KLOO (1340 AM) is an commercial radio station licensed to Corvallis, Oregon, United States, broadcasting a talk format. The station is owned by Bicoastal Media, via subsidiary Bicoastal Media Licenses V, LLC, and features programming from Fox News Radio, Compass Media Networks, Premiere Networks and Westwood One. The studios and offices are on South Marion Street in Albany.

In additional to a standard analog transmission, KLOO is relayed low-power Corvallis translator K243CW (96.5 FM).

==History==
The Pacific States Radio Company obtained a construction permit for a new full-time radio station with 250 watts on 1340 kHz on October 31, 1946. The station would be the first commercial outlet to serve Corvallis. The president of the company was J. C. Haley, head of the Brown & Haley Co., a candy manufacturer in Tacoma, Washington.
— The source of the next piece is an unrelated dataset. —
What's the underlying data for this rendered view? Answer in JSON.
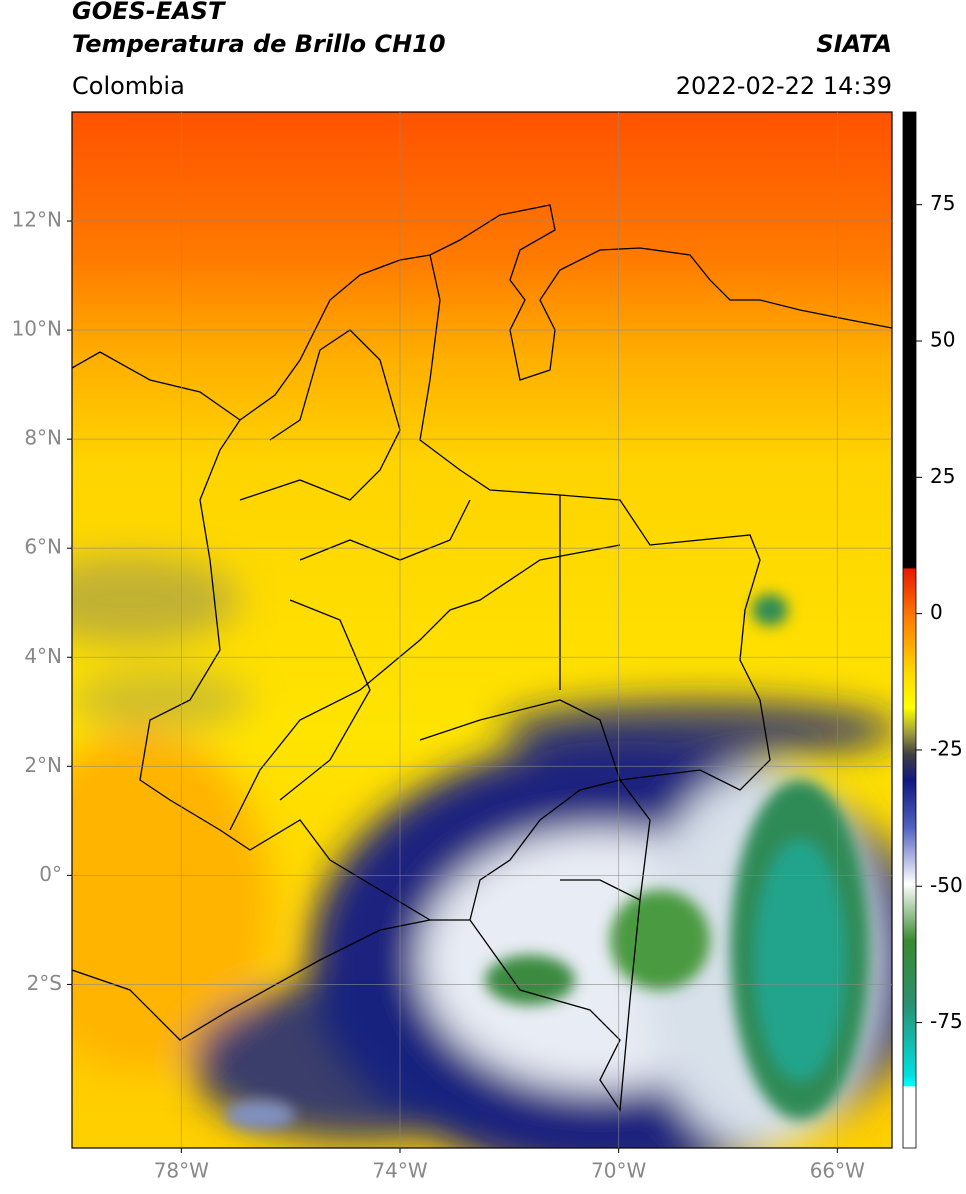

The station signed on August 23, 1947. Its offices and studios were located at 1221 S. 15th Street in Corvallis. Three months after signing on, Haley bought all of the shares he did not own in Pacific States Radio from various Corvallis-area investors, citing differences of opinion in the station's operation.

Haley's 1954 death prompted changes and caused a trio of Seattle men involved with KJR in that city to take an option on the station, No transaction panned out with that group, but Pacific States Radio was sold in 1956 to Portland appliance dealer John G. Severtson.

A year later, Severtson sold KRUL to Benton Broadcasters, Inc., a group of three men involved with other Oregon radio stations. After taking control, Benton Broadcasters changed KRUL's call sign to its present KLOO, for "locally owned and operated", on May 16. The new owners filed for and received federal approval to increase power to 1,000 watts on 1350 kHz; the change never came to pass, and instead Benton sold KLOO to the Paul H. Raymer Company of Chicago in 1960.

KLOO would get another new owner when KLOO, Inc., owned by the Houglum family of Eugene, completed its purchase of the station in 1964. It was the second attempt by Raymer to sell: a previous deal with the Mur-Rand-A Broadcasting Corporation had fallen apart. The new owners were able to increase the station's power to 1,000 watts after the FCC approved a two-year-old application in 1964. Houglum established himself as an on-air presence as well with his daily "Toast and Coffee" show; he also made an offer of $10,000 to anyone who could bring an extraterrestrial lifeform to the station, as he wanted "to bring all the UFO talk down to earth". January 1973 brought a simulcasting FM station, KLOO-FM at 106.1 MHz.

In late 1977, Houglum concluded arrangements to sell KLOO-AM-FM to Medford–based California–Oregon Broadcasting Inc., remaining on air to host his "Toast and Coffee" program, which did not end until he retired in 1987. During its ownership, California–Oregon pursued a new tower site and power increase for the FM station to maximize its facility. However, a split within the controlling Smullin family led to Donald E. Smullin becoming owner of the KLOO stations plus KPRB near Bend and KOTI television in Klamath Falls in 1981. By that time, KLOO AM was airing middle of the road music.

Smullin owned KLOO and the FM station, which had changed its call letters to KFAT, until he sold the pair in 1995 to Oregon Trail Productions of Broomfield, Colorado. Under Oregon Trail, the station adopted a sports talk format, which shifted to the present talk format in 1998 upon the purchase of KLOO by Jacor, which installed programs it syndicated such The Rush Limbaugh Show and the programs of Laura Schlesinger and Art Bell. Bicoastal Media purchased KLOO from Clear Channel Communications, Jacor's successor, in 2007 when the company purchased the former Clear Channel clusters in Medford, Eugene and Corvallis.